Due to its success, the Plymouth Barracuda was not drastically changed until 1970. A vertical-bar grille appeared for 1968, a checkered grille and redesigned taillights in 1969.

Federal smog regulations were now in place, and Plymouth was altering its engines to meet the emissions mandates. For 1968, the 273 was replaced as Barracuda's base V-8 by the "detoxed" 318.

A small-block 340 V-8, created by virtue of a bore increase to the 318, became an option. This was good for 275 horsepower with its four-barrel carburetor and 10.5:1 compression. The big-block 383 returned, now with 300 horsepower.

Plymouth also issued a limited number of Hemi-powered Barracudas for quarter-mile action, mostly for the factory team of Ronnie Sox and Buddy Martin. Like other Plymouth "drag specials" of the early to mid-1960s, these Hemis were lightened considerably, possessing only the barest of necessities to be street-legal.

In 1969, the third and final year for this body style, a new performance option was introduced, appropriately dubbed the 'Cuda. At first, it came only with the 275-horsepower 340 or an upgraded 383 with 330 horses. Later came a whopping 440 engine, rated at 375 horsepower.

Information on the existence of Hemi-engined 'Cudas in 1969 is sketchy, with conflicting information on how many, if any, were built.

However, the Barracudas most people bought were powered not by Hemis or 383s or 440s but rather 273s, 318s, and 340s.

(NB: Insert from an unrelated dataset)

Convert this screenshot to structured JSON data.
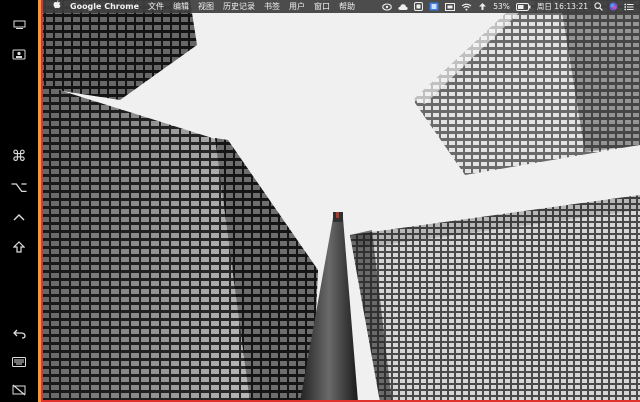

The best ones had four-speeds and the tight Formula S suspension and the most flexible back axle ratio-3.23:1, not one of the stump-pulling lower ratios.

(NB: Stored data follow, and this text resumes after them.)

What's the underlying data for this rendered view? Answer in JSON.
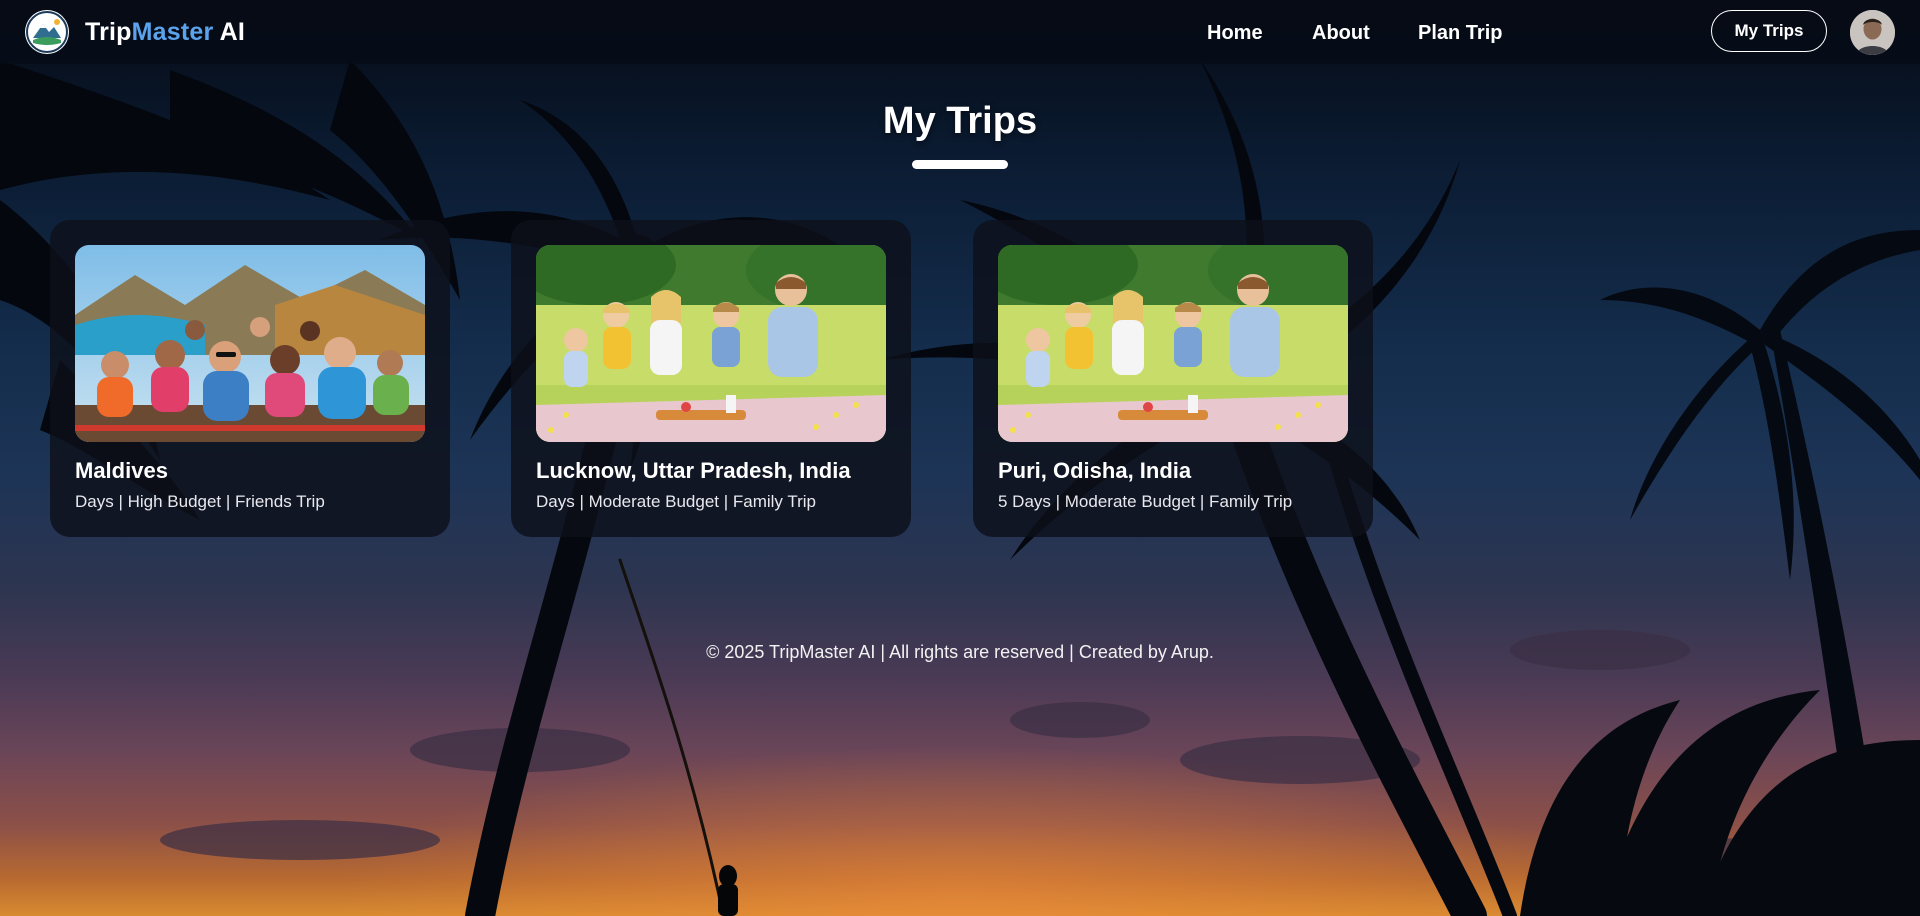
{
  "brand": {
    "name_part1": "Trip",
    "name_part2": "Master",
    "name_part3": " AI",
    "accent_color": "#5ba3ec"
  },
  "nav": {
    "links": [
      {
        "label": "Home"
      },
      {
        "label": "About"
      },
      {
        "label": "Plan Trip"
      }
    ],
    "my_trips_button": "My Trips",
    "avatar_icon": "user-avatar"
  },
  "page": {
    "title": "My Trips"
  },
  "trips": [
    {
      "title": "Maldives",
      "meta": "Days | High Budget | Friends Trip",
      "image_icon": "friends-group-photo"
    },
    {
      "title": "Lucknow, Uttar Pradesh, India",
      "meta": "Days | Moderate Budget | Family Trip",
      "image_icon": "family-picnic-photo"
    },
    {
      "title": "Puri, Odisha, India",
      "meta": "5 Days | Moderate Budget | Family Trip",
      "image_icon": "family-picnic-photo"
    }
  ],
  "footer": {
    "text": "© 2025 TripMaster AI | All rights are reserved | Created by Arup."
  }
}
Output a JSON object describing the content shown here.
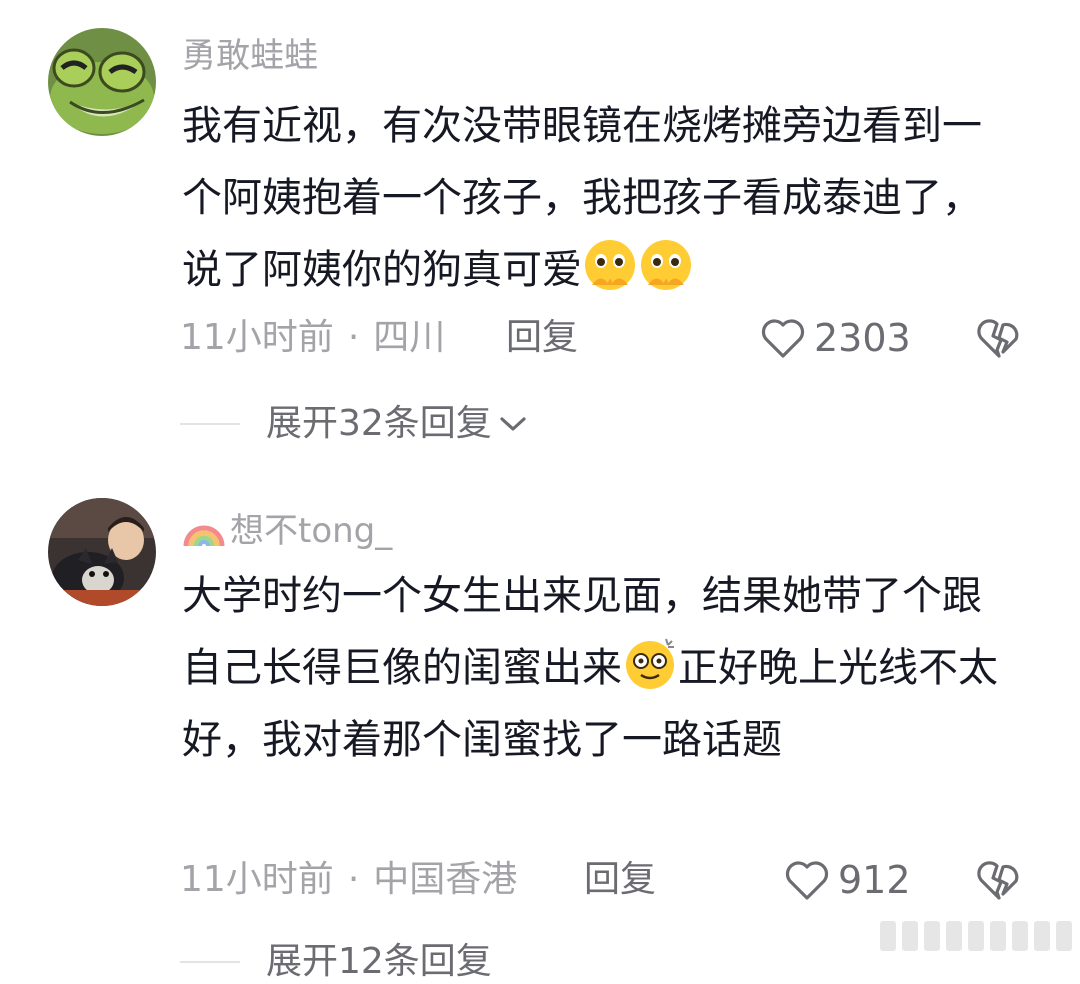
{
  "comments": [
    {
      "username": "勇敢蛙蛙",
      "text": "我有近视，有次没带眼镜在烧烤摊旁边看到一个阿姨抱着一个孩子，我把孩子看成泰迪了，说了阿姨你的狗真可爱",
      "emoji": [
        "pleading-face-hands",
        "pleading-face-hands"
      ],
      "time": "11小时前",
      "location": "四川",
      "reply_label": "回复",
      "likes": "2303",
      "expand_label": "展开32条回复"
    },
    {
      "username": "想不tong_",
      "username_prefix_icon": "rainbow-icon",
      "text_part1": "大学时约一个女生出来见面，结果她带了个跟自己长得巨像的闺蜜出来",
      "emoji": "dizzy-face",
      "text_part2": "正好晚上光线不太好，我对着那个闺蜜找了一路话题",
      "time": "11小时前",
      "location": "中国香港",
      "reply_label": "回复",
      "likes": "912",
      "expand_label": "展开12条回复"
    }
  ],
  "colors": {
    "text": "#161823",
    "meta": "#a3a3a8",
    "secondary": "#6b6b72"
  }
}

With this setup, the typical Plymouth Barracuda was as good or better off the line than a Triumph TR4 or an Austin-Healey and could equal either one of them around a hairpin without embarrassment.

Despite being the most popular model, the fastback body style would not be offered for the 1970s.

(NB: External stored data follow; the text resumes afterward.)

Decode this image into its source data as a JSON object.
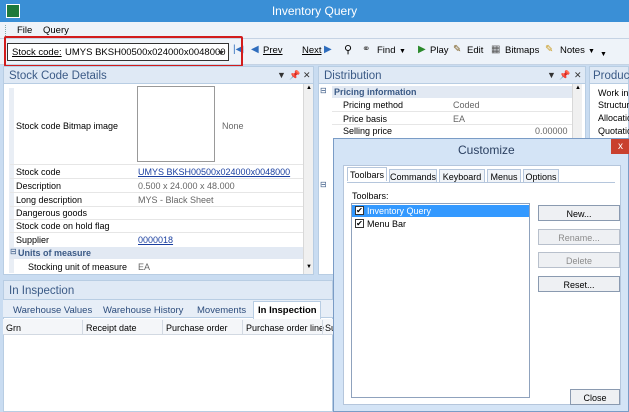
{
  "window": {
    "title": "Inventory Query"
  },
  "menu": [
    "File",
    "Query"
  ],
  "toolbar": {
    "stock_code_label": "Stock code:",
    "stock_code_value": "UMYS BKSH00500x024000x0048000",
    "prev": "Prev",
    "next": "Next",
    "find": "Find",
    "play": "Play",
    "edit": "Edit",
    "bitmaps": "Bitmaps",
    "notes": "Notes"
  },
  "stock_panel": {
    "title": "Stock Code Details",
    "bitmap_label": "Stock code Bitmap image",
    "bitmap_value": "None",
    "rows": [
      {
        "label": "Stock code",
        "value": "UMYS BKSH00500x024000x0048000"
      },
      {
        "label": "Description",
        "value": "0.500 x 24.000 x  48.000"
      },
      {
        "label": "Long description",
        "value": "MYS - Black Sheet"
      },
      {
        "label": "Dangerous goods",
        "value": ""
      },
      {
        "label": "Stock code on hold flag",
        "value": ""
      },
      {
        "label": "Supplier",
        "value": "0000018"
      }
    ],
    "section": "Units of measure",
    "uom_label": "Stocking unit of measure",
    "uom_value": "EA"
  },
  "distribution_panel": {
    "title": "Distribution",
    "section": "Pricing information",
    "rows": [
      {
        "label": "Pricing method",
        "value": "Coded"
      },
      {
        "label": "Price basis",
        "value": "EA"
      },
      {
        "label": "Selling price",
        "value": "0.00000"
      }
    ]
  },
  "product_panel": {
    "title": "Produc",
    "items": [
      "Work in",
      "Structur",
      "Allocatio",
      "Quotatio"
    ]
  },
  "inspection_panel": {
    "title": "In Inspection",
    "tabs": [
      "Warehouse Values",
      "Warehouse History",
      "Movements",
      "In Inspection"
    ],
    "columns": [
      "Grn",
      "Receipt date",
      "Purchase order",
      "Purchase order line",
      "Su"
    ]
  },
  "dialog": {
    "title": "Customize",
    "close": "x",
    "tabs": [
      "Toolbars",
      "Commands",
      "Keyboard",
      "Menus",
      "Options"
    ],
    "list_label": "Toolbars:",
    "toolbars": [
      {
        "name": "Inventory Query",
        "checked": true
      },
      {
        "name": "Menu Bar",
        "checked": true
      }
    ],
    "buttons": {
      "new": "New...",
      "rename": "Rename...",
      "delete": "Delete",
      "reset": "Reset...",
      "close": "Close"
    }
  },
  "colors": {
    "titlebar": "#3a8fd6",
    "highlight": "#d21c1c",
    "link": "#1a3fa0",
    "selection": "#3399ff"
  }
}
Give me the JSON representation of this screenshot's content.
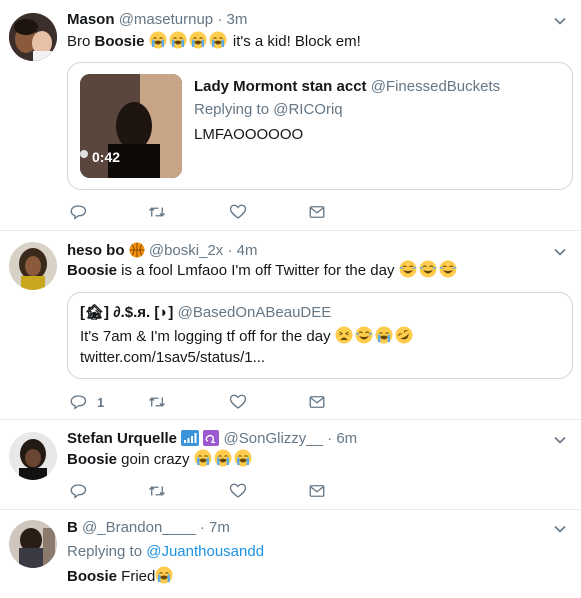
{
  "tweets": [
    {
      "name": "Mason",
      "handle": "@maseturnup",
      "dot": "·",
      "time": "3m",
      "text_before": "Bro ",
      "bold_word": "Boosie",
      "text_after": " it's a kid! Block em!",
      "quote": {
        "name": "Lady Mormont stan acct",
        "handle": "@FinessedBuckets",
        "reply_prefix": "Replying to ",
        "reply_link": "@RICOriq",
        "text": "LMFAOOOOOO",
        "video_duration": "0:42"
      },
      "replies": "",
      "icons": [
        "reply-icon",
        "retweet-icon",
        "like-icon",
        "message-icon"
      ]
    },
    {
      "name": "heso bo",
      "handle": "@boski_2x",
      "dot": "·",
      "time": "4m",
      "bold_word": "Boosie",
      "text_after": " is a fool Lmfaoo I'm off Twitter for the day ",
      "quote": {
        "name": "[🏚] ∂.$.я. [◗]",
        "handle": "@BasedOnABeauDEE",
        "text": "It's 7am & I'm logging tf off for the day ",
        "link": "twitter.com/1sav5/status/1..."
      },
      "replies": "1"
    },
    {
      "name": "Stefan Urquelle",
      "handle": "@SonGlizzy__",
      "dot": "·",
      "time": "6m",
      "bold_word": "Boosie",
      "text_after": " goin crazy "
    },
    {
      "name": "B",
      "handle": "@_Brandon____",
      "dot": "·",
      "time": "7m",
      "reply_prefix": "Replying to ",
      "reply_link": "@Juanthousandd",
      "bold_word": "Boosie",
      "text_after": " Fried"
    }
  ],
  "colors": {
    "text": "#14171a",
    "secondary": "#657786",
    "link": "#1b95e0",
    "border": "#e6ecf0",
    "emoji": "#ffcc4d"
  }
}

©2007 Publications International, Ltd.

The 'Cuda basically understeered but could be made to oversteer with a judicious poke at the throttle, and it would drift around a turn in the classic sports car fashion with as much grace as an English import.

The stiff suspension "did tend to show its teeth on poor surfaces," one road tester admitted, "but it's something we would be loathe to pass up if we were buying a Barracuda, because we feel its benefits far outweigh its drawbacks." One of its benefits was embarrassing sports cars.